Ray Fuller and The Bluesrockers – Pay The Price
A true road warrior, Ray Fuller has been playing music professionally for the last forty-five years, mixing tours of one-nighters with frequent trips to far-flung gigs outside of the USA. With his slashing slide guitar style and solid backing from the Bluesrockers, Fuller’s music is exactly the right tonic when you want to hit the local roadhouse on a Saturday, looking for music that drives away that stress of a mundane work week.
There is little difference between the eight Fuller original tunes and six covers. The band is adept at creating a hard-edged, driving sound that is often irresistible. The opener, “Hoodoo Train,” teems with palpable energy as Fuller delves into the pleasures and mystery of a journey deep into Louisiana. The title track sports a solid foundation from drummer Tutu Jumper and long-time Bluesrocker Manny Manuel on bass. Fuller has a strong voice, and his years of experience have taught him to take his time,to let the story unfold at an unhurried pace.

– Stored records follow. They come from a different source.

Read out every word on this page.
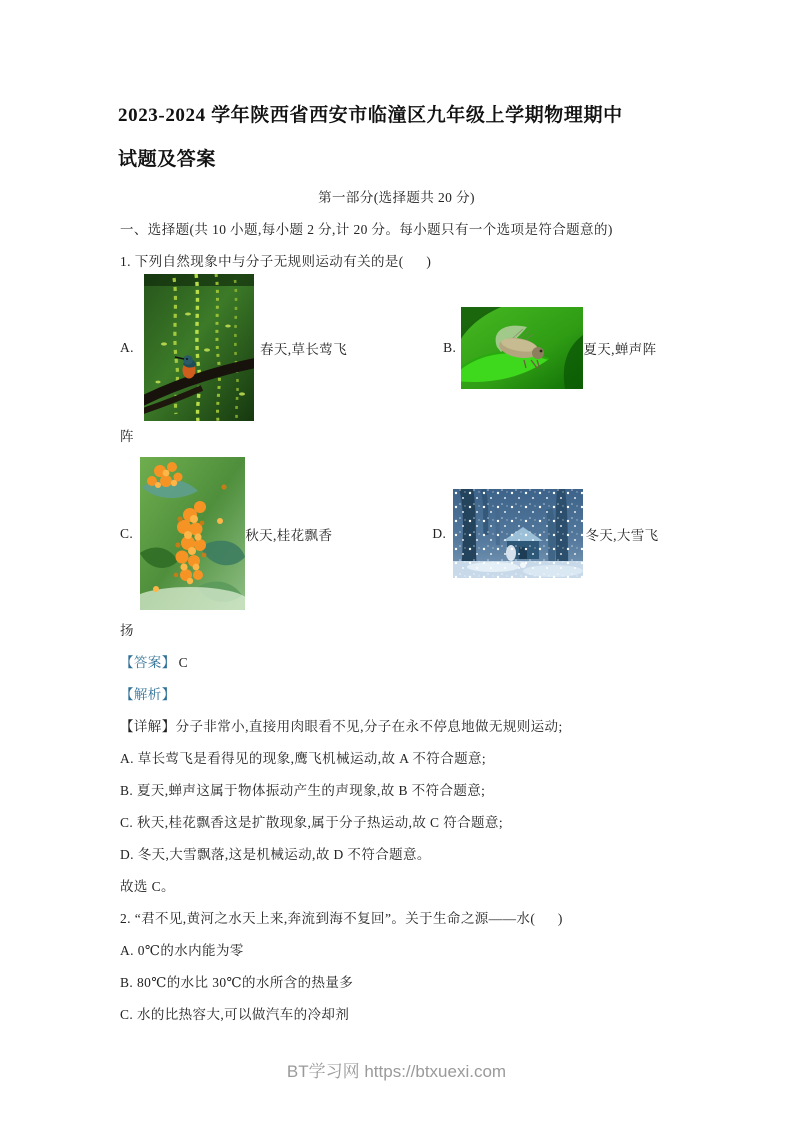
2023-2024 学年陕西省西安市临潼区九年级上学期物理期中
试题及答案
第一部分(选择题共 20 分)

一、选择题(共 10 小题,每小题 2 分,计 20 分。每小题只有一个选项是符合题意的)

1. 下列自然现象中与分子无规则运动有关的是(      )

A.

	春天,草长莺飞	B.

	夏天,蝉声阵

阵

C.

	秋天,桂花飘香	D.

	冬天,大雪飞

扬

【答案】 C

【解析】

【详解】分子非常小,直接用肉眼看不见,分子在永不停息地做无规则运动;

A. 草长莺飞是看得见的现象,鹰飞机械运动,故 A 不符合题意;

B. 夏天,蝉声这属于物体振动产生的声现象,故 B 不符合题意;

C. 秋天,桂花飘香这是扩散现象,属于分子热运动,故 C 符合题意;

D. 冬天,大雪飘落,这是机械运动,故 D 不符合题意。

故选 C。

2. “君不见,黄河之水天上来,奔流到海不复回”。关于生命之源——水(      )

A. 0℃的水内能为零

B. 80℃的水比 30℃的水所含的热量多

C. 水的比热容大,可以做汽车的冷却剂

BT学习网 https://btxuexi.com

Another highlight, “Mean And Evil Woman,” slows the pace way down on a familiar tale of a toxic, one-sided relationship. Doc Malone adds some anguished harp licks that are buried in the mix, particularly during his solo. “Bad Luck And Trouble” finds Fuller employing a slide tone that recalls the legendary Johnny Winter with a touch of J.B. Hutto. The lyrical content on tracks like “Peraline” and “Keep On Keepin’ On” consists of a string of platitudes, but it won’t matter once the band overwhelms you with their full-throttle, rocking attack. Malone is more prominently featured on “Devil Woman,” another gut-bucket blast of venom directed at a captivating enchantress.
An energetic cover of the familiar “Rollin’ And Tumblin’” has an arresting vocal turn from the leader, along with tightly drawn slide licks. “Mojo Hand,” a staple of Lightnin’ Hopkins repertoire, is done as a primal stomper. A lesser-known Chuck Berry tune, “I Will Not Let You Go,” will undoubtedly be a quick way to fill barroom dance floors. Fuller doesn’t pull any punches on Louisiana Red’s “Alabama Train,” as Malone gives his harp an extended workout. Two more standards finish off the disc – “My Father Was A Jockey’ and “Tore Up”. The former rolls along thanks to sharp interplay between Fuller and Malone, while the latter provides the guitarist one last chance to rock.
Typically considered an artist you need to hear live, Ray Fuller has channeled all of those years of hard-earned experience into a well-crafted studio release that neatly summarizes his lengthy career. His warm vocals, gritty guitar, and colorful songs encompass a lifetime of love, loss, and redemption, of the price paid, that will ring true on every listen.